Independent MP Peter Dunne says he won't support the new spy agency legislation unless changes are made to satisfy his concerns about the protection of citizens' private information.
The Government needs Mr Dunne's vote to pass the bill, which would allow the Government Communications Security Bureau to legally spy on New Zealanders.
Prime Minister John Key has agreed to Mr Dunne's proposal for a three-person oversight panel, with two people sitting alongside the Inspector-General of Security and Intelligence in an advisory role.
Mr Dunne says the review panel is a good start, but remains unconvinced that the bill in its current form provides enough protections to individuals and their private information. He says he doesn't want to go into too much detail about other changes under negotiation.
John Key says he wants to secure Peter Dunne's vote, which would be enough to pass the bill, but is willing to talk to other parties to build a larger majority. He says he would be open to a review of the GCSB, along with the SIS, as early as 2015 if that would get the Labour Party's support for the legislation.
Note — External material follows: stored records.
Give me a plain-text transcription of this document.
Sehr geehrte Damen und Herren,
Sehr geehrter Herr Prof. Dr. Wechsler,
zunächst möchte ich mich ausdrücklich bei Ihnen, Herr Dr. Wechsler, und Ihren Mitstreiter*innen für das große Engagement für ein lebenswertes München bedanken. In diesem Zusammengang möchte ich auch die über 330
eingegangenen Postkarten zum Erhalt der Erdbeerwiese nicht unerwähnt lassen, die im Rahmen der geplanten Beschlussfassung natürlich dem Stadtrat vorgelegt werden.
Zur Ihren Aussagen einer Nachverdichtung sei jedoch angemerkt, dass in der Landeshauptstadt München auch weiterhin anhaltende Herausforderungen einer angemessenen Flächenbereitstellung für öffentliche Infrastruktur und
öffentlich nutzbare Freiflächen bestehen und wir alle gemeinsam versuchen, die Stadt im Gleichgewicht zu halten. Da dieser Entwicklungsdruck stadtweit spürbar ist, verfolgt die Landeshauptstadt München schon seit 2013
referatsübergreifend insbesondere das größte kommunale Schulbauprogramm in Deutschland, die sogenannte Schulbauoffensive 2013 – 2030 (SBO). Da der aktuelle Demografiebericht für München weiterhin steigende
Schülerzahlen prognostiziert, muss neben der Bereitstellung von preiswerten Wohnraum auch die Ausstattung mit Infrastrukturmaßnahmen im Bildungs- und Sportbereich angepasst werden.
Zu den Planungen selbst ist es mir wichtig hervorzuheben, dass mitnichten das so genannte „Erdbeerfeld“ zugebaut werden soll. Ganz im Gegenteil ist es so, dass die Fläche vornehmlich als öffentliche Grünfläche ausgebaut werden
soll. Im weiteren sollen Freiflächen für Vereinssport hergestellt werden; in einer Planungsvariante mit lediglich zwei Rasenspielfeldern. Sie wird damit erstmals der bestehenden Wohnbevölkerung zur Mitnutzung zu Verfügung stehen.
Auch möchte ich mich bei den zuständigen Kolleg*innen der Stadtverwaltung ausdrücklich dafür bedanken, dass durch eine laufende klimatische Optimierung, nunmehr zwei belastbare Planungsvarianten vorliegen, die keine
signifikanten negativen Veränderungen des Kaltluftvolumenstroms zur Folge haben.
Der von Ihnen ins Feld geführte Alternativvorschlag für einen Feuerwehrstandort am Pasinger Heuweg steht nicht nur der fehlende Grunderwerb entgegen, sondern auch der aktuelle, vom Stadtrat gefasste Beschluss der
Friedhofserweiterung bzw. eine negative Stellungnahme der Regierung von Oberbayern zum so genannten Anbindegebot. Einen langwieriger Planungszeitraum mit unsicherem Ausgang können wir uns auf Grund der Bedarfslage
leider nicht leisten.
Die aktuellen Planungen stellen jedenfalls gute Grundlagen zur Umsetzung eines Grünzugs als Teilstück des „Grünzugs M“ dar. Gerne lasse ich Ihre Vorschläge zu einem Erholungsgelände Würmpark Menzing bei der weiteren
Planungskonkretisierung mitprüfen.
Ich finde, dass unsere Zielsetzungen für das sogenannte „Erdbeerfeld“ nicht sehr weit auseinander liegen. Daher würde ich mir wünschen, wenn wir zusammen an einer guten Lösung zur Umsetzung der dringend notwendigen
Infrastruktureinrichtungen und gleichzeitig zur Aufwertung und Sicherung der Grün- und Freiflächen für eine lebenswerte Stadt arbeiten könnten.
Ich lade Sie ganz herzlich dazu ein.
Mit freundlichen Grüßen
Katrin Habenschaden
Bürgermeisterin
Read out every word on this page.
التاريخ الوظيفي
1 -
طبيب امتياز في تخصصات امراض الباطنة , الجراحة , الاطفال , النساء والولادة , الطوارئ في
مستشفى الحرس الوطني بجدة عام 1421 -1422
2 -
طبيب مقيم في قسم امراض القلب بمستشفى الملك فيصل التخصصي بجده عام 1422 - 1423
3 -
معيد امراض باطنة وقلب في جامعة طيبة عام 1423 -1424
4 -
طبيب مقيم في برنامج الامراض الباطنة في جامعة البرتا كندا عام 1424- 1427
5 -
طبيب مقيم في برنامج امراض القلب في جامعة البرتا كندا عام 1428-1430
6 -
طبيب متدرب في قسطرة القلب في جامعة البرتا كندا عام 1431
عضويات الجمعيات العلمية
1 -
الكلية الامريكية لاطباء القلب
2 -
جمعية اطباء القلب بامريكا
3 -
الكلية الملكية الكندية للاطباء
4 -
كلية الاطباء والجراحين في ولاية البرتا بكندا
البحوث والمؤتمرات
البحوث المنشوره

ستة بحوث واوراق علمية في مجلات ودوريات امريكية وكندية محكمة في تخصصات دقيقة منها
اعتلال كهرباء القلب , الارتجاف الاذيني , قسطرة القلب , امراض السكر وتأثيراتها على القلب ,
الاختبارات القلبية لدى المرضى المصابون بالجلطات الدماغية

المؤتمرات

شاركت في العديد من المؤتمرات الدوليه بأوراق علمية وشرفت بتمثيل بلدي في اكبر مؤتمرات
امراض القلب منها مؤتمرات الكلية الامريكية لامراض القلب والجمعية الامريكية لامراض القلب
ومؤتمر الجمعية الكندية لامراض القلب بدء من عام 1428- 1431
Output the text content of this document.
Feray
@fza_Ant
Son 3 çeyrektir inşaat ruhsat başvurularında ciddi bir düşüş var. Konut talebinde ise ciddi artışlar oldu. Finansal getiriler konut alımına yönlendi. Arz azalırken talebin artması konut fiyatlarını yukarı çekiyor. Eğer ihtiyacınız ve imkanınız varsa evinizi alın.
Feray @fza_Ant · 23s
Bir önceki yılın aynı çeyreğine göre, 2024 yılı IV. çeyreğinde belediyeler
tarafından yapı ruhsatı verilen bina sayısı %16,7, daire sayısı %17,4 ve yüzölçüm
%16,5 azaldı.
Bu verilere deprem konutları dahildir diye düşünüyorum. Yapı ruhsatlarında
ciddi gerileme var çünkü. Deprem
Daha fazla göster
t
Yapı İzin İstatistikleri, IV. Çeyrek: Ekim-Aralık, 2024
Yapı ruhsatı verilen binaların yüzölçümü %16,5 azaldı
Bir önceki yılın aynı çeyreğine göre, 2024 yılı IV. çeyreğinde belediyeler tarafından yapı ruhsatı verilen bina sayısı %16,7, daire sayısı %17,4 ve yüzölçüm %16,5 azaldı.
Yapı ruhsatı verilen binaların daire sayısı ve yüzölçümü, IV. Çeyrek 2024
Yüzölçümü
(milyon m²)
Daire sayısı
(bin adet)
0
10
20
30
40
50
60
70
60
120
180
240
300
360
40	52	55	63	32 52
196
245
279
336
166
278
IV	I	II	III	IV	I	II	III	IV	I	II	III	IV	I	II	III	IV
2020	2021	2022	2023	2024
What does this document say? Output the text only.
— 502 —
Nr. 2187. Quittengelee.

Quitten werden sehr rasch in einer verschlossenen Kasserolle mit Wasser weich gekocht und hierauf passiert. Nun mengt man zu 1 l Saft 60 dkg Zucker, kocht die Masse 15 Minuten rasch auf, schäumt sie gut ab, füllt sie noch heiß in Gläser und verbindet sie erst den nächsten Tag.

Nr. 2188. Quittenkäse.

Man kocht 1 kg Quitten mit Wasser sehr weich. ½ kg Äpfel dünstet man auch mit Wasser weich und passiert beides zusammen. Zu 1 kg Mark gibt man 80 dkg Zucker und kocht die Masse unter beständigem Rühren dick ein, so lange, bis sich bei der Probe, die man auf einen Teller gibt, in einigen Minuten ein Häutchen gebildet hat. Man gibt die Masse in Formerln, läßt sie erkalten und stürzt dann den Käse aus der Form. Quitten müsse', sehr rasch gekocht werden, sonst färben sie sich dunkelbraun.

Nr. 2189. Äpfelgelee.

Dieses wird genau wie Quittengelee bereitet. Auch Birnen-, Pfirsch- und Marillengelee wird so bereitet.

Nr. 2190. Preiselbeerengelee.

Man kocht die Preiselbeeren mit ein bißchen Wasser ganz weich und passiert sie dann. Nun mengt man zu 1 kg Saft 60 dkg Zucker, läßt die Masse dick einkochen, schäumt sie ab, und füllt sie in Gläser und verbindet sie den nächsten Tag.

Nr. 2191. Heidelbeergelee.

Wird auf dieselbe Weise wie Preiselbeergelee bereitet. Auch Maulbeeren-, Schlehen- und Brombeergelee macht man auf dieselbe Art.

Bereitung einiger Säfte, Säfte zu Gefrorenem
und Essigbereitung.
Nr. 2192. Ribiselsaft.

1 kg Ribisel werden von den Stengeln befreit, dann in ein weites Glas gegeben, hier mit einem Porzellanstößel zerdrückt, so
But Labour leader David Shearer says that is unacceptable. "What we want is the review before the law, rather than afterwards. It's not good enough to simply say, 'We'll rush through this law and if it's broken we'll fix it up in three or four years' time' - that doesn't make any sense."
Mr Key says he will talk to Mr Shearer at a meeting of Parliament's Intelligence and Security Committee this week.
New Zealand First leader Winston Peters says there has still been no formal approach from the Government about potential support from his party. He says the oversight panel was his party's idea, but it would not have enough power and it's not a strong enough compromise to win his support.
Internet NZ supports significant changes
Internet New Zealand is encouraging politicians negotiating changes to the bill to stick up for the concerns raised at the select committee and make sure the bill is significantly changed.
The group's chief executive, Jordan Carter, says that is a positive step, but it is not enough to tackle the concerns people have voiced. He says Mr Dunne and Mr Peters are in a strong position in regard to this legislation and hopes they use their negotiating power to make it workable.
Mr Carter says so far any proposed changes are just about oversight, not about the powers of the agency itself.
Lawyer doubts review panel's effectiveness
A human rights lawyer doubts how effective a review panel for the Government Communication Security Bureau would be.
Human Rights Foundation spokesperson Tim McBride says anything that increases the level of oversight and protects people's rights is a good thing, but questions how effective in practice these safeguards are likely to be.
Mr McBride says the other concession being floated - of a review of all the Government's spy agencies - would be better and should happen sooner rather than later.